UI Drone Lab Awarded USDA Equipment Grant for Drone Lidar System

The University of Idaho’s Drone Lab was awarded a USDA NIFA Equipment Grant for $110,000 to fund the purchase of a drone-carried lidar system to be used for research and teaching in the fields of agriculture and natural resources at UI and with partners.

High-resolution remotely-sensed elevation measurements are critical inputs to addressing many pressing questions in sustainable agriculture and natural resource management. Light detection and ranging (Lidar) is an active sensor technology that measures distance with laser pulses, and because it can penetrate plant canopies, is commonly used to measure ground elevation and plant canopy height. Over the past decade, Lidar sensors have become smaller and lighter, enabling deployment via unmanned aerial systems (UAS, i.e., drones) for capturing on-demand, high-resolution elevation and height data. The University of Idaho (UI) was awarded $110,000 from the USDA-NIFA Equipment Grant Program to purchase an airborne Lidar system mounted to UAS to enhance institutional capabilities of UI researchers and research training.
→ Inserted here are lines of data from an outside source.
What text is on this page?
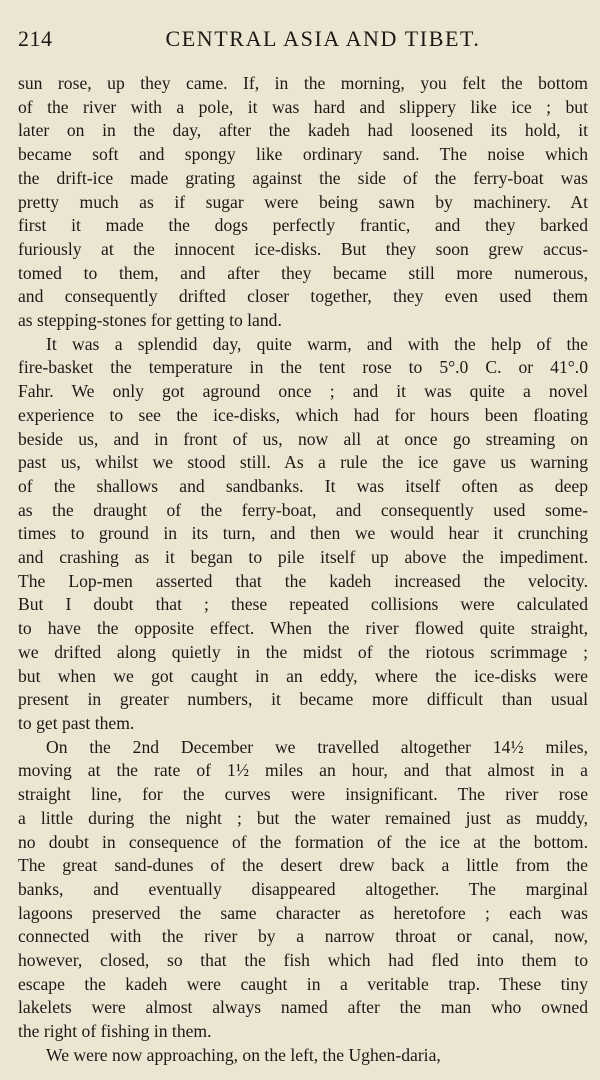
214	CENTRAL ASIA AND TIBET.
sun rose, up they came. If, in the morning, you felt the bottom
of the river with a pole, it was hard and slippery like ice ; but
later on in the day, after the kadeh had loosened its hold, it
became soft and spongy like ordinary sand. The noise which
the drift-ice made grating against the side of the ferry-boat was
pretty much as if sugar were being sawn by machinery. At
first it made the dogs perfectly frantic, and they barked
furiously at the innocent ice-disks. But they soon grew accus-
tomed to them, and after they became still more numerous,
and consequently drifted closer together, they even used them
as stepping-stones for getting to land.
It was a splendid day, quite warm, and with the help of the
fire-basket the temperature in the tent rose to 5°.0 C. or 41°.0
Fahr. We only got aground once ; and it was quite a novel
experience to see the ice-disks, which had for hours been floating
beside us, and in front of us, now all at once go streaming on
past us, whilst we stood still. As a rule the ice gave us warning
of the shallows and sandbanks. It was itself often as deep
as the draught of the ferry-boat, and consequently used some-
times to ground in its turn, and then we would hear it crunching
and crashing as it began to pile itself up above the impediment.
The Lop-men asserted that the kadeh increased the velocity.
But I doubt that ; these repeated collisions were calculated
to have the opposite effect. When the river flowed quite straight,
we drifted along quietly in the midst of the riotous scrimmage ;
but when we got caught in an eddy, where the ice-disks were
present in greater numbers, it became more difficult than usual
to get past them.
On the 2nd December we travelled altogether 14½ miles,
moving at the rate of 1½ miles an hour, and that almost in a
straight line, for the curves were insignificant. The river rose
a little during the night ; but the water remained just as muddy,
no doubt in consequence of the formation of the ice at the bottom.
The great sand-dunes of the desert drew back a little from the
banks, and eventually disappeared altogether. The marginal
lagoons preserved the same character as heretofore ; each was
connected with the river by a narrow throat or canal, now,
however, closed, so that the fish which had fled into them to
escape the kadeh were caught in a veritable trap. These tiny
lakelets were almost always named after the man who owned
the right of fishing in them.
We were now approaching, on the left, the Ughen-daria,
Specifically, we have acquired a YellowScan Surveyor Ultra 3 Lidar sensor mounted to a Freefly Systems Astro UAS. The Lidar system will be used to further UI’s research and teaching in precision agriculture, precision forestry, rangeland ecology and management, and hydrology. This Lidar system will be housed in and maintained by the UI Drone Lab, implemented in a selected set of ongoing or new projects, and available to faculty in the UI College of Agricultural and Life Sciences, College of Natural Resources, College of Science, and College of Engineering for research and teaching. A UAS Lidar system will increase the UI’s ability to compete for large, cross-disciplinary extramural grants and conduct high-impact research in sustainable agriculture and natural resource management. The UI does not own an aerial Lidar system, and must contract aerial Lidar data acquisitions, which is costly, inhibits flexibility and discourages projects needing frequent data acquisition.